The process, as such, is intuitive and free flowing, and that’s just the way the two players like it. 

Explains Hubner, “I don’t go into a Cambodia Highball song with any sort of vision, or solid finish in mind. With the pop songs, I know where it’s going to go from start to finish before I even hit the record button. I’m very much set in my ways when it comes to verse/chorus/verse types of songs. With CH, I’ll have an idea I want to work with, but that’s as far as I go with it. I’ll show Shane a riff and melody line and that’s it. We’ll play around with it for as long as it feels good.”

Page agrees. 

“As far as I’m concerned,” he says, “improvisation will always be at the heart of Cambodia Highball, whatever the motivation or inspiration.”

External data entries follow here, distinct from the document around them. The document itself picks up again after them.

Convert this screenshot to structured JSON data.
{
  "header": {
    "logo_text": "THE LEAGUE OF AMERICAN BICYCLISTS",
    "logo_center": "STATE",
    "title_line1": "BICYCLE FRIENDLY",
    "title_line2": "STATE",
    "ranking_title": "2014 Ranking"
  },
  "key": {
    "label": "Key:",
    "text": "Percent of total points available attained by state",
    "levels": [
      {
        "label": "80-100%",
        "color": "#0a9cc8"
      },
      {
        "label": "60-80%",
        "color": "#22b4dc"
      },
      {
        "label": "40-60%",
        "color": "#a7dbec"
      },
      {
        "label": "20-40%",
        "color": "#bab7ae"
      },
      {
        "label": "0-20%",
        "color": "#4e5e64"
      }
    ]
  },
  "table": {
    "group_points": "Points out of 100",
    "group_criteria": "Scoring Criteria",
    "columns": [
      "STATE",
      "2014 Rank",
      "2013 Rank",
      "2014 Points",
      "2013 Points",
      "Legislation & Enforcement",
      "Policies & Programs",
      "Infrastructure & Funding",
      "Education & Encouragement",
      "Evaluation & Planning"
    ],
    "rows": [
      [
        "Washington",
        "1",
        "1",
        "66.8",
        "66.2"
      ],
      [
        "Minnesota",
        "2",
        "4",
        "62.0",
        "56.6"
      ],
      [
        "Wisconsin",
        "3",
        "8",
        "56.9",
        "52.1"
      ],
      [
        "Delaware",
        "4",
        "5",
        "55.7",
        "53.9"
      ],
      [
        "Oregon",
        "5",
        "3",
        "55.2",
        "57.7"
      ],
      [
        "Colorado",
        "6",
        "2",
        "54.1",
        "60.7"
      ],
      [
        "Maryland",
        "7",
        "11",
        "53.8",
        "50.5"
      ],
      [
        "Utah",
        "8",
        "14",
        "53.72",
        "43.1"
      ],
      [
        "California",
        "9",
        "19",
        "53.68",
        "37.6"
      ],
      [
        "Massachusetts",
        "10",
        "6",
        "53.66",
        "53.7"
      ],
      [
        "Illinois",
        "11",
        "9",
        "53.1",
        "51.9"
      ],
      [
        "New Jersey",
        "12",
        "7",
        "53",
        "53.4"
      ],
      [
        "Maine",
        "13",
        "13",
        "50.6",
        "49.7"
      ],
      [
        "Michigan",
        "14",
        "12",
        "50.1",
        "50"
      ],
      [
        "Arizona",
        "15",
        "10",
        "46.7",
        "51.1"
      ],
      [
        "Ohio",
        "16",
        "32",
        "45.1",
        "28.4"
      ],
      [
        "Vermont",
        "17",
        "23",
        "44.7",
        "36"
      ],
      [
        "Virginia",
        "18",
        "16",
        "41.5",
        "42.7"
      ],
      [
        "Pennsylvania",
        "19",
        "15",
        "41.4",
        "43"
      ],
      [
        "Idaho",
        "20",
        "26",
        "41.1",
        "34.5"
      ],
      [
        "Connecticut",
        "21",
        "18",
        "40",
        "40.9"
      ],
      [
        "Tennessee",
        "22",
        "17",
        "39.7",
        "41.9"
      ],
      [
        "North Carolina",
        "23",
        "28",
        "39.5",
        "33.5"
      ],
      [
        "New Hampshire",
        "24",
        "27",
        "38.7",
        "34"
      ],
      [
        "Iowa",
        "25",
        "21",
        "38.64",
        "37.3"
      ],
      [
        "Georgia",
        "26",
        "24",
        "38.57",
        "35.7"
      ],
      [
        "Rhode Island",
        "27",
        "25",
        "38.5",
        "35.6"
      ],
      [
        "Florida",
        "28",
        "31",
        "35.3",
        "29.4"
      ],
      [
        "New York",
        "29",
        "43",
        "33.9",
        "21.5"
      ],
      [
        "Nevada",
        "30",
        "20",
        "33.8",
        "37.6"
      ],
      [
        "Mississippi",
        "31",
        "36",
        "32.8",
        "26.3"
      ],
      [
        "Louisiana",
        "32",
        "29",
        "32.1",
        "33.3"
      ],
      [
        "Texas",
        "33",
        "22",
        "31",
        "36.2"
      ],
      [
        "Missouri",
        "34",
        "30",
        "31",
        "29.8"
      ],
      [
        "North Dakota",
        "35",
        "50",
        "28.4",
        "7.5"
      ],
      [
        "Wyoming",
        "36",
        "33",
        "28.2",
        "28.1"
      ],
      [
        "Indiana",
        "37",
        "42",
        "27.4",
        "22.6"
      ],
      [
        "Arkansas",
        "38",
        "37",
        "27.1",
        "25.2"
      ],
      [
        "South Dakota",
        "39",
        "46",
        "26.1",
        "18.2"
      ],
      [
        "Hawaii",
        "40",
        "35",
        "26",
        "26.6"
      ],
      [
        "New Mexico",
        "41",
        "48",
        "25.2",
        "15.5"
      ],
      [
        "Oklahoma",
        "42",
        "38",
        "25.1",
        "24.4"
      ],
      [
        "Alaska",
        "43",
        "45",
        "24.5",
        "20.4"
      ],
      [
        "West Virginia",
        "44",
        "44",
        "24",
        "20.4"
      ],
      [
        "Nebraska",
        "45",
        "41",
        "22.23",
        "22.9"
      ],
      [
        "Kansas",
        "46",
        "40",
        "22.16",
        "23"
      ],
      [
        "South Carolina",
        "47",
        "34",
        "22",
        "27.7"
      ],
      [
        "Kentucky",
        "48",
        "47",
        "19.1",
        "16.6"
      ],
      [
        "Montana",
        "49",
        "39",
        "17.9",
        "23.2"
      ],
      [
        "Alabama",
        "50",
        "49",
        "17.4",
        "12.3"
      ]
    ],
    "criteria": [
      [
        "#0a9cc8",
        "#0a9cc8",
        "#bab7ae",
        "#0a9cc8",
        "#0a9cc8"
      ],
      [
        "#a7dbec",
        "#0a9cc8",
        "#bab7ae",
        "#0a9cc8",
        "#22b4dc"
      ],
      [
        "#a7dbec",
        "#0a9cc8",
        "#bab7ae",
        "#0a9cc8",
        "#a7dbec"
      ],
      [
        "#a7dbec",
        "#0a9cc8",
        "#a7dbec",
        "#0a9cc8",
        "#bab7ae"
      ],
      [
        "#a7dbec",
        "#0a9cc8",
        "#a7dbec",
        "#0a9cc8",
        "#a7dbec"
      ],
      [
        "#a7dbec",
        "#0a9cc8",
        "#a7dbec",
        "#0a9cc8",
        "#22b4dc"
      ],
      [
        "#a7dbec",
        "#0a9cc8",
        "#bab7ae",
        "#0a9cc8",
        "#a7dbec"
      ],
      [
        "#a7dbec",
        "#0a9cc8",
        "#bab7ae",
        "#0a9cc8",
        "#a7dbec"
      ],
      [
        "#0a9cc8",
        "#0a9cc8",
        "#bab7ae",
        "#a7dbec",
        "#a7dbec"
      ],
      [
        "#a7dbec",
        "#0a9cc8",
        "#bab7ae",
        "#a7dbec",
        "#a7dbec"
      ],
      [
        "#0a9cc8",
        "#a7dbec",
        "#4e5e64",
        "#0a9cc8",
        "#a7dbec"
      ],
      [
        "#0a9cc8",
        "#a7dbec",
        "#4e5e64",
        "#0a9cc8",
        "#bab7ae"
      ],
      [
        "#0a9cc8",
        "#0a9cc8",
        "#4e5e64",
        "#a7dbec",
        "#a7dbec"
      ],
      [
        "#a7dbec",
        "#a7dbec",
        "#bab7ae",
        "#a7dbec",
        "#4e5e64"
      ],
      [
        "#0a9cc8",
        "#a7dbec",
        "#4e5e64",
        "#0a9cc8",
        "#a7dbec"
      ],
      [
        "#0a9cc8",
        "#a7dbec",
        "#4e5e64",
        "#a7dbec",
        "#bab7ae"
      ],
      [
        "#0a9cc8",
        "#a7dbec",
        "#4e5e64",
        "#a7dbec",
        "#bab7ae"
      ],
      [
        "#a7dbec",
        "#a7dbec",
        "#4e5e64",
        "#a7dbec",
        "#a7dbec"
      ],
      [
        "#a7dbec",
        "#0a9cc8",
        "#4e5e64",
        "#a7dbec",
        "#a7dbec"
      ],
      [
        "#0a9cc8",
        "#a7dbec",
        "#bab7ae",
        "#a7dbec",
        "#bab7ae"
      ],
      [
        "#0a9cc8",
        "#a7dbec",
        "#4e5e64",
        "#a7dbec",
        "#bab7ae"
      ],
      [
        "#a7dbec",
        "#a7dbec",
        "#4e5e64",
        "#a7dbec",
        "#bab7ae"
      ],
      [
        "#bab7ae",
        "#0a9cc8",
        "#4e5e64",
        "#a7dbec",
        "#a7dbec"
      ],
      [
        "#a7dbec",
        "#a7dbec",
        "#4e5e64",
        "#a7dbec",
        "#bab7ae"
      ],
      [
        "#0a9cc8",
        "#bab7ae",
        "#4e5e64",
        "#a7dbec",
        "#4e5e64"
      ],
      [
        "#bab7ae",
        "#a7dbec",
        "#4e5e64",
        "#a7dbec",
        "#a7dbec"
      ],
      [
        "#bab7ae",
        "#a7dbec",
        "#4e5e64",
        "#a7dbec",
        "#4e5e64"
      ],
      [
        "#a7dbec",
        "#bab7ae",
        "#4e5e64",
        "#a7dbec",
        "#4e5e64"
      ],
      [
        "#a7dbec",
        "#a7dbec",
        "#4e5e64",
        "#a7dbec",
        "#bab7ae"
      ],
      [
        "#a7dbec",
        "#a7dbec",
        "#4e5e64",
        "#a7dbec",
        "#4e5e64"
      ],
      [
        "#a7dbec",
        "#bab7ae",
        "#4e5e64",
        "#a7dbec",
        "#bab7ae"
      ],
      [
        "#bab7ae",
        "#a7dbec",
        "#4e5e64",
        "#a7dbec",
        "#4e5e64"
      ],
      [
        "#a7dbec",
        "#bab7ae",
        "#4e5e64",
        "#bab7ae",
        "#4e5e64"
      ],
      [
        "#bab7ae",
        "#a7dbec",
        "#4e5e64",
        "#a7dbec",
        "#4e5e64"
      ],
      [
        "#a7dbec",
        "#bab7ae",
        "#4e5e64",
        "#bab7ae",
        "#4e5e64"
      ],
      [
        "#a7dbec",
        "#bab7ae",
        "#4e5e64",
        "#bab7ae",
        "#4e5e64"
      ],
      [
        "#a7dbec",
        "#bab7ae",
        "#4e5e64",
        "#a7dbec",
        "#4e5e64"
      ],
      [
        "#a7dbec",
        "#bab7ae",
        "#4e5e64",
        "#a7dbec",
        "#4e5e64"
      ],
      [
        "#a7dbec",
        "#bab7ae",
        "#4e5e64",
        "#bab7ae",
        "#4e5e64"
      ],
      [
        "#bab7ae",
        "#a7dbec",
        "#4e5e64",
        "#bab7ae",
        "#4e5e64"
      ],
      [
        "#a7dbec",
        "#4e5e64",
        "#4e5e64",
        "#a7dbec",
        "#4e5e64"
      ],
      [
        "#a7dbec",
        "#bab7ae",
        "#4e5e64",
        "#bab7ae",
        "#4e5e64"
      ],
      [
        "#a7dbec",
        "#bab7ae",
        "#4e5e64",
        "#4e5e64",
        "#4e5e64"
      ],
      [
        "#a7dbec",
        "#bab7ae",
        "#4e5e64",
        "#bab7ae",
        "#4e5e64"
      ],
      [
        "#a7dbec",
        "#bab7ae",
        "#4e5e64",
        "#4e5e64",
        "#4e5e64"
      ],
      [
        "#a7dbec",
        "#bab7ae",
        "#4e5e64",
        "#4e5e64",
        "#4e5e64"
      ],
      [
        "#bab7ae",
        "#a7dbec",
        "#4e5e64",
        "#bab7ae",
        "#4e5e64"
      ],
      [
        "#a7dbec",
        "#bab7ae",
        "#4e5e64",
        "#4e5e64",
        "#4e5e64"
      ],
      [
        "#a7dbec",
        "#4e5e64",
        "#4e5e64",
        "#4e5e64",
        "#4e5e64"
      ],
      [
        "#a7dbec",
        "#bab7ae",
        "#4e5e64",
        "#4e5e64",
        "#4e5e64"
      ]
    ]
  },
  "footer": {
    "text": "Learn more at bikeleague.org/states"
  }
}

Hubner also enjoys working with both analog tape and digital recording gear and using elements of the recording process as instruments unto themselves. 

“I like mixing those mediums,” he says. “I like recording on an analog four-track and then being able to manipulate it in the digital realm. With Cambodia Highball, I used the four-track more as an instrument than as a recording tool – manipulating tape speed while bouncing tracks to my digital recorder, recording an out-of-tune piano and then adjusting the speed so the piano would be in key with the rest of the song. It’s like a 1960s version of a space age machine.”

Cambodia Highball’s rejection of classic pop structures and methods extends to the way Odd Geometry is sequenced. Listeners get four “sides” of music, rather than more bite-sized song nuggets. 

Why? 

“It’s me wanting to give the listener the feeling of a classic ‘70s basement listening experience,” Hubner explains. “I wanted it to feel like a double vinyl LP. Ideally I would’ve loved to have had this available on vinyl, but that just wasn’t in the cards. So the next best thing was to sequence it and master it like the album was a four-sided LP. I didn’t want any harsh cuts between the tracks, as my vision was to have songs flow into one another. So that’s what I did.” 

He adds that a version of Odd Geometry split into eight tracks will eventually be available on the band’s Bandcamp page which Hubner currently favors for distribution of the project. 

“The internet is our best friend at this point. We have a Bandcamp page where the album will be waiting to be downloaded. Cambodiahighball.bandcamp.com is where we’re at on the web, and you can download either the single-track version or the vinyl mix version,” Hubner says. “You’ll be able to order a physical copy on the site as well. You can also grab it from Karma Records in Warsaw, and I’m hoping to have some copies at NeatNeatNeat Records on South Calhoun Street in Fort Wayne. The goal is simple: get people to listen to the album. Open their minds up a bit and freefall for an hour or so, existentially speaking.”

What’s in store for Cambodia Highball, now that they have a debut album under their belts? 

“What’s next is that we keep recording,” Hubner says. “There are no set goals, so there’s no limits to what we can or can’t do. Cambodia Highball is something we do out of love for music and love of creating music. We aren’t trying to pay the bills here, so that pressure to succeed isn’t there. We’re improvising in my basement studio on Saturday afternoons and wanting to share these jams. What’s next is another volume of the two of us having a blast making music on the fly.” 

Page sums it up this way: “At the end of the day, satisfaction is knowing I have a new song to enjoy.”